Everywhere I walk in this dreary season, I notice the tenacity and fecundity of life. In the grass in the cracks in the sidewalk. In the patchy little independent gardens that grow untended around the tarry base of telephone poles. In the ivy hanging low over freeway walls. In the potting sheds and cold frames of gardeners, where mulch is warming, the earthworms working and the seeds fracturing with inner urgency. On indoor windowsills, where Narcissuses lift their first green tips, simultaneously lifting the spirits of those who force spring into early declaration.
This is not the dead of winter. No. This is the rebirth of spring. This is the sharp green edge of invincible life slicing through darkness once again. Power beyond our understanding musters its marching band for the full dress parade of April. Take heart!
Nothing can stop life. At the Trinity Site in New Mexico, where once there was only fire and then molten shards of fused glass, the cactus, mesquite and grass grow again. In the mountains of Nevada, bristlecone pines stand firm through their 2,000th year. They, too, ready fresh needles now.
The fossil record is very clear: Unbelievable varieties of life have persevered here under every condition imaginable. Life has been here for 4.5 million years. With another 7.5 million years to go - until the Earth falls into the sun. And I believe that when life ceases here, it will continue elsewhere in other places in other forms. Even now, this must be so.
And I am part of this - as a fish is part of the sea, surrounded and filled.
On Wednesday, like the Earth, I, too, will tilt - away from death. I have survived whatever darkness has dished out this year and am ready and eager to come to life again. Now I, too, will reach for revival. Daily, I must get up and go to work in the construction business of building and repairing and remodeling my life.

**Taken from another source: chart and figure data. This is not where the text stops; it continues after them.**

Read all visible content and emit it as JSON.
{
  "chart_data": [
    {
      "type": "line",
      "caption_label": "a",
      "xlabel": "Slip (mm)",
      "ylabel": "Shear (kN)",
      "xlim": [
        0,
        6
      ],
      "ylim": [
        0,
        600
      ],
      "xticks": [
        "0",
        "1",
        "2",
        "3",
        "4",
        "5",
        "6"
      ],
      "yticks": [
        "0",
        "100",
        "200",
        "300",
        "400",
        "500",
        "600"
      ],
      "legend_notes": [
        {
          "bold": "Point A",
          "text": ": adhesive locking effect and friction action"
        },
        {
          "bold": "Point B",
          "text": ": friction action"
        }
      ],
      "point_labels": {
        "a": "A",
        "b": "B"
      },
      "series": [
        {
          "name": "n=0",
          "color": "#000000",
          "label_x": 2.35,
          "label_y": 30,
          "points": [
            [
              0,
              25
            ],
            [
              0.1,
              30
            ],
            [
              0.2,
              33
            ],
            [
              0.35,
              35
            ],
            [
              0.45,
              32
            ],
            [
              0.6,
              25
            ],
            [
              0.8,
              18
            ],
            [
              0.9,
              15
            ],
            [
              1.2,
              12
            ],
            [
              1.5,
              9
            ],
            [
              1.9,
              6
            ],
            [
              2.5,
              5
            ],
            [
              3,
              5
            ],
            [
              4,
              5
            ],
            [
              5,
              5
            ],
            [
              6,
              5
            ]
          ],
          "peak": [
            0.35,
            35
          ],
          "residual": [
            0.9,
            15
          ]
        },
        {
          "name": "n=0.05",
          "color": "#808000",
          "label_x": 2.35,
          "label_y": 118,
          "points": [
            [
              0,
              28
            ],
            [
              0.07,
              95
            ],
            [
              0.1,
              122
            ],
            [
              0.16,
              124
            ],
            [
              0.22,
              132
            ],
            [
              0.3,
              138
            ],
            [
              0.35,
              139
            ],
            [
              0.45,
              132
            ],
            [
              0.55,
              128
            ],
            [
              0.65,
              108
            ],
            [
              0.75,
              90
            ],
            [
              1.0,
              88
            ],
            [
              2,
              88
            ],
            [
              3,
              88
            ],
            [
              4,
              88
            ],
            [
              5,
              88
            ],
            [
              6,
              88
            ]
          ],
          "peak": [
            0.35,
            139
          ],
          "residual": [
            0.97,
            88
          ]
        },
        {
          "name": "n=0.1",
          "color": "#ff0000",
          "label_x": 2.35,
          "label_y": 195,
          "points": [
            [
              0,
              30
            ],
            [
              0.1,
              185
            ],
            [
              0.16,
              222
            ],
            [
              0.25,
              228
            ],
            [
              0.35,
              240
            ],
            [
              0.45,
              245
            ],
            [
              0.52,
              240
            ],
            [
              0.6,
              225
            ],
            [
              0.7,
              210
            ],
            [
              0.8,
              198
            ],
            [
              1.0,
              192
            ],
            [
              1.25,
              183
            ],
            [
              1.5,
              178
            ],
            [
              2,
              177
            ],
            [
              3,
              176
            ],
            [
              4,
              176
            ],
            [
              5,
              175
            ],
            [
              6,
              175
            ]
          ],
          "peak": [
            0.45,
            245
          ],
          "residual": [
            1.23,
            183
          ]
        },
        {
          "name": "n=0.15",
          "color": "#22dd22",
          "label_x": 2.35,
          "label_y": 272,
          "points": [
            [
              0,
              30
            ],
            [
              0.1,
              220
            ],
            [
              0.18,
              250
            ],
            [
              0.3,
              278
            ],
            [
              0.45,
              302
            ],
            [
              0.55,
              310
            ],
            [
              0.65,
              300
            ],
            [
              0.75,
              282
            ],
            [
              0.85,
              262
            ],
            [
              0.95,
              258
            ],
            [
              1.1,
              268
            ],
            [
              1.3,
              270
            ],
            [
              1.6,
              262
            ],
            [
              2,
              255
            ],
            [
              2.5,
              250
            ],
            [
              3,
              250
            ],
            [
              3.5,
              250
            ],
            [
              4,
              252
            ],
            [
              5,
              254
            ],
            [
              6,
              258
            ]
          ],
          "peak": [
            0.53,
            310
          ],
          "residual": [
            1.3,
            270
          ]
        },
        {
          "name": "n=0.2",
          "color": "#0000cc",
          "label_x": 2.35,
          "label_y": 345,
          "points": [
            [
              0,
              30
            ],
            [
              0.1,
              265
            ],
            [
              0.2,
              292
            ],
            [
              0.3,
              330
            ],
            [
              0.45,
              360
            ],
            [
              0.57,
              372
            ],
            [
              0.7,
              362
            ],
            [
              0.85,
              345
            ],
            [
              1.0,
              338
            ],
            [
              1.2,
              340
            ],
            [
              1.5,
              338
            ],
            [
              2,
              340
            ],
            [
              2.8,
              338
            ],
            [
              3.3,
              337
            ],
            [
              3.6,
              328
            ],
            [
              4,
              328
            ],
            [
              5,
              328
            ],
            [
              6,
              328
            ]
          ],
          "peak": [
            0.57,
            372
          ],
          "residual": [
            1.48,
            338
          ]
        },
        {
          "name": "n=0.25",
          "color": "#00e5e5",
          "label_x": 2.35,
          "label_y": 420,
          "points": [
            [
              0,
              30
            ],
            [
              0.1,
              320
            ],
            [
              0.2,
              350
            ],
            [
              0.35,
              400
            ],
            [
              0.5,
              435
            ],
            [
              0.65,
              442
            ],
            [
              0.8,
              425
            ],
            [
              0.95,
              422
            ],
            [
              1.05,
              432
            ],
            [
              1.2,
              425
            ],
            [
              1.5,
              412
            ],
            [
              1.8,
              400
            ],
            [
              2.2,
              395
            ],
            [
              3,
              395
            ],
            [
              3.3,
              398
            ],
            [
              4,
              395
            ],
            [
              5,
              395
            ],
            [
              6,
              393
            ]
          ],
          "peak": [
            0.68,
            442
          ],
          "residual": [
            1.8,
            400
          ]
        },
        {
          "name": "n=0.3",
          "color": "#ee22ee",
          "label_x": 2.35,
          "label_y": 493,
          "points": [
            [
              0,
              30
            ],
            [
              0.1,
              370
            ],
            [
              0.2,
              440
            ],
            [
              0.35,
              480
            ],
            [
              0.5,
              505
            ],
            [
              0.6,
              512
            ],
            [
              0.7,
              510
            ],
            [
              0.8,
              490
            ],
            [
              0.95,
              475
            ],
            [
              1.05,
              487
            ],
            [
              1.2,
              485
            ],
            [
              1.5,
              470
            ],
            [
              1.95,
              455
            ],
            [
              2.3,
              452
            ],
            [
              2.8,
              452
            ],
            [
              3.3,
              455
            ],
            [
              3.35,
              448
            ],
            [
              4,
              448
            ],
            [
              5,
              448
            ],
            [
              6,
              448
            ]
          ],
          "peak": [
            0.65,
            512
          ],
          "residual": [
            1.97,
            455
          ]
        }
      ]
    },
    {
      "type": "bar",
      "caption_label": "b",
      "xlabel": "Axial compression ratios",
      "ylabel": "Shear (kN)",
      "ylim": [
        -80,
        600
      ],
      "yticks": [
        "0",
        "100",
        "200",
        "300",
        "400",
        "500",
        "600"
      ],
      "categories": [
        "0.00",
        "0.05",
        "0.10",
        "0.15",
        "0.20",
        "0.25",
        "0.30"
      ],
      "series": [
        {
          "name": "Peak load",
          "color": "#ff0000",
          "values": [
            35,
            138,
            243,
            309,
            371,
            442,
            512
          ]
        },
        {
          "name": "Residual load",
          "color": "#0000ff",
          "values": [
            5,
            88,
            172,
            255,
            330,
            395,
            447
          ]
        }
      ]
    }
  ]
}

As with the trees, I want to drop the leaves of the past, cast off the dry twigs of yesterday and become green once more. As with the trees, I shall shove my roots deeper this year. I want my imagination to flower and my work to bear fruit.
This renewal begins for me on the morning of Thursday, Dec. 22. I right myself to spin again toward larger days and shorter nights - toward a revival of spirit and a rebirth of wonder. Something ancient and deep stirs itself in me, and my face turns toward the sun.
Come on, light! Rise up, sap! Let the memory of the music return. My instrument is ready. In the midst of winter comes the urge to play once more in the invincible marching band of spring.